Fun. Promise ‘Over the Top’ Set at Bonnaroo
Fun. guitarist Jack Antonoff has unusually high expectations for his band’s set at next month’s Bonnaroo Music and Arts Festival. “All I can think is that it’s going to be our best show of the year and probably one of our best shows of all time, and probably something we’re going to talk about forever,” Antonoff told reporters on a conference call Wednesday. “Just something that we’ll go back to and go, ‘That was an amazing show and we’ve got to match that again.’ And, unfortunately, we might only be able to do that at Bonnaroo. It’s that over the top.”
Taking place on June 7th-10th in Manchester, Tennessee, this year’s fest features headliners Radiohead, Red Hot Chili Peppers and Phish. Antonoff’s high hopes stem from his three previous experiences playing Bonnaroo, dating back to a 2005 set with his band Steel Train. It was his first time ever at a music festival.
“That was probably my favorite live experience of all time,” he says. “I played that Thursday night slot and, to this day, I’ve never felt like that.” Afterwards, Antonoff spent the rest of that weekend walking around Bonnaroo with his parents and sister and taking it all in as a fan. “I’ll always think about that,” says Antonoff. “When I’m playing shows, whether I’m consciously thinking about that night in 2005 at Bonnaroo or whether it’s just the feeling of that night, I’m always trying to get there. And so to be back at the scene of the crime, seven years later, still making music in a band that I love, is personally so emotional and so special.”
Antonoff also says he’s looking forward to the band’s evening slot, which falls on the last day of the four-day event: “We get to sort of, in our little way, sum it all up and have one last hoorah before people go back to reality.”

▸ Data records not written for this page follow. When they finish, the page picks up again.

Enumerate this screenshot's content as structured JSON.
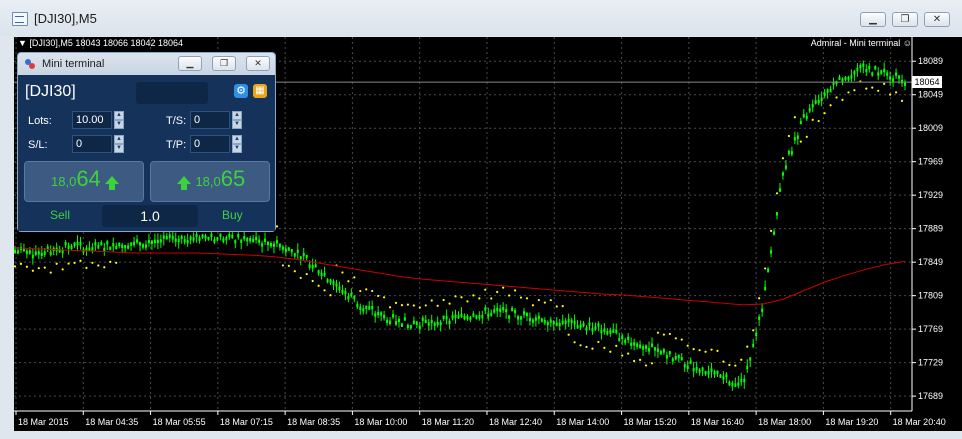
{
  "window": {
    "title": "[DJI30],M5",
    "buttons": [
      "minimize",
      "restore",
      "close"
    ]
  },
  "chart": {
    "header": "[DJI30],M5  18043 18066 18042 18064",
    "brand": "Admiral - Mini terminal",
    "current_price_tag": "18064",
    "colors": {
      "background": "#000000",
      "candles": "#00ff00",
      "ma": "#cc0000",
      "sar": "#ffff00",
      "grid": "#4a4a4a"
    }
  },
  "chart_data": {
    "type": "line",
    "title": "",
    "price_ticks": [
      "18089",
      "18049",
      "18009",
      "17969",
      "17929",
      "17889",
      "17849",
      "17809",
      "17769",
      "17729",
      "17689"
    ],
    "time_ticks": [
      "18 Mar 2015",
      "18 Mar 04:35",
      "18 Mar 05:55",
      "18 Mar 07:15",
      "18 Mar 08:35",
      "18 Mar 10:00",
      "18 Mar 11:20",
      "18 Mar 12:40",
      "18 Mar 14:00",
      "18 Mar 15:20",
      "18 Mar 16:40",
      "18 Mar 18:00",
      "18 Mar 19:20",
      "18 Mar 20:40"
    ],
    "ylim": [
      17676,
      18106
    ],
    "series": [
      {
        "values": [
          17862,
          17860,
          17865,
          17868,
          17866,
          17870,
          17872,
          17874,
          17876,
          17880,
          17878,
          17876,
          17874,
          17870,
          17860,
          17840,
          17820,
          17800,
          17785,
          17778,
          17776,
          17778,
          17782,
          17788,
          17790,
          17786,
          17782,
          17778,
          17774,
          17770,
          17760,
          17750,
          17740,
          17730,
          17720,
          17710,
          17705,
          17800,
          17960,
          18020,
          18050,
          18070,
          18080,
          18075,
          18064
        ]
      },
      {
        "values": [
          17866,
          17865,
          17864,
          17863,
          17862,
          17861,
          17860,
          17860,
          17860,
          17860,
          17859,
          17858,
          17857,
          17855,
          17852,
          17848,
          17844,
          17840,
          17836,
          17832,
          17829,
          17827,
          17825,
          17823,
          17821,
          17819,
          17817,
          17815,
          17813,
          17811,
          17810,
          17808,
          17806,
          17804,
          17802,
          17800,
          17798,
          17799,
          17805,
          17815,
          17825,
          17833,
          17840,
          17846,
          17850
        ]
      }
    ]
  },
  "mini_terminal": {
    "title": "Mini terminal",
    "symbol": "[DJI30]",
    "lots_label": "Lots:",
    "lots_value": "10.00",
    "sl_label": "S/L:",
    "sl_value": "0",
    "ts_label": "T/S:",
    "ts_value": "0",
    "tp_label": "T/P:",
    "tp_value": "0",
    "sell_prefix": "18,0",
    "sell_big": "64",
    "buy_prefix": "18,0",
    "buy_big": "65",
    "sell_label": "Sell",
    "buy_label": "Buy",
    "volume": "1.0"
  }
}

Of course, this year will be different for Antonoff in one key respect. Fun.’s ubiquitous single “We Are Young,” from their second album Some Nights, has become one of the biggest hits of 2012 thus far, topping both the Billboard and iTunes charts. Antonoff is eager to keep building on the momentum. “We’re not an indie band,” he says. “That’s never who we’ve been. Some Nights, for us, is a massive coming out of this band that wants to be this larger-than-life rock band.”

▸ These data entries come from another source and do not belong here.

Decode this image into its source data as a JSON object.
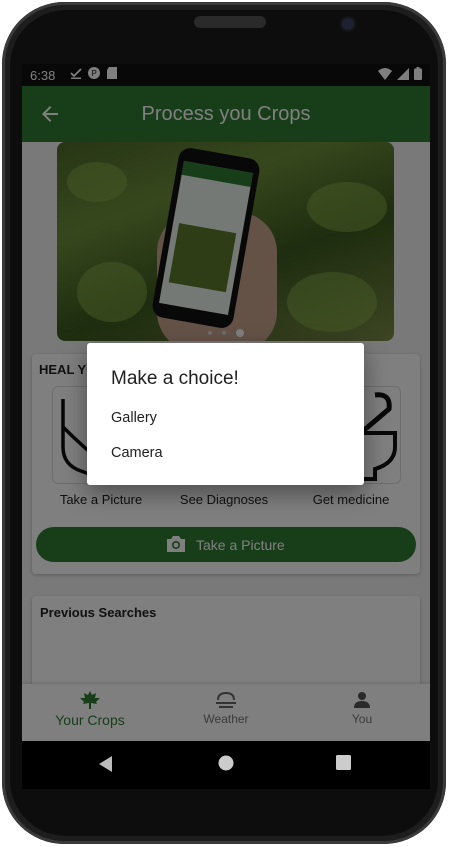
{
  "status_bar": {
    "time": "6:38"
  },
  "app_bar": {
    "title": "Process you Crops"
  },
  "heal_section": {
    "title": "HEAL YOUR CROP",
    "steps": [
      {
        "label": "Take a Picture"
      },
      {
        "label": "See Diagnoses"
      },
      {
        "label": "Get medicine"
      }
    ],
    "action_button": "Take a Picture"
  },
  "previous_searches": {
    "title": "Previous Searches"
  },
  "bottom_nav": {
    "items": [
      {
        "label": "Your Crops",
        "icon": "maple-leaf-icon",
        "active": true
      },
      {
        "label": "Weather",
        "icon": "weather-icon",
        "active": false
      },
      {
        "label": "You",
        "icon": "person-icon",
        "active": false
      }
    ]
  },
  "dialog": {
    "title": "Make a choice!",
    "options": [
      "Gallery",
      "Camera"
    ]
  },
  "colors": {
    "primary": "#2e7d32",
    "scrim": "rgba(0,0,0,0.5)"
  }
}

Antonoff believes fun. were lucky in that they established their identity as a band before their recent runaway success. “We are so grateful and so much in love with the fact that we had the definition before the song became what it did, because the truth is no matter how big the song gets, or how many copies it sells, or how much it’s on the radio, it can’t define us,” says Antonoff. “Real human beings – real kids who have been coming to the shows – have already done that … [Our] fans are the ones who said a Fun. show is about screaming every word back at us. I think that all those new people will see that, and I think that our old fans take a lot of pride in explaining to all these new people what a fun. show is. And Bonnaroo, to me, is going to be a wonderful culmination of those two things.”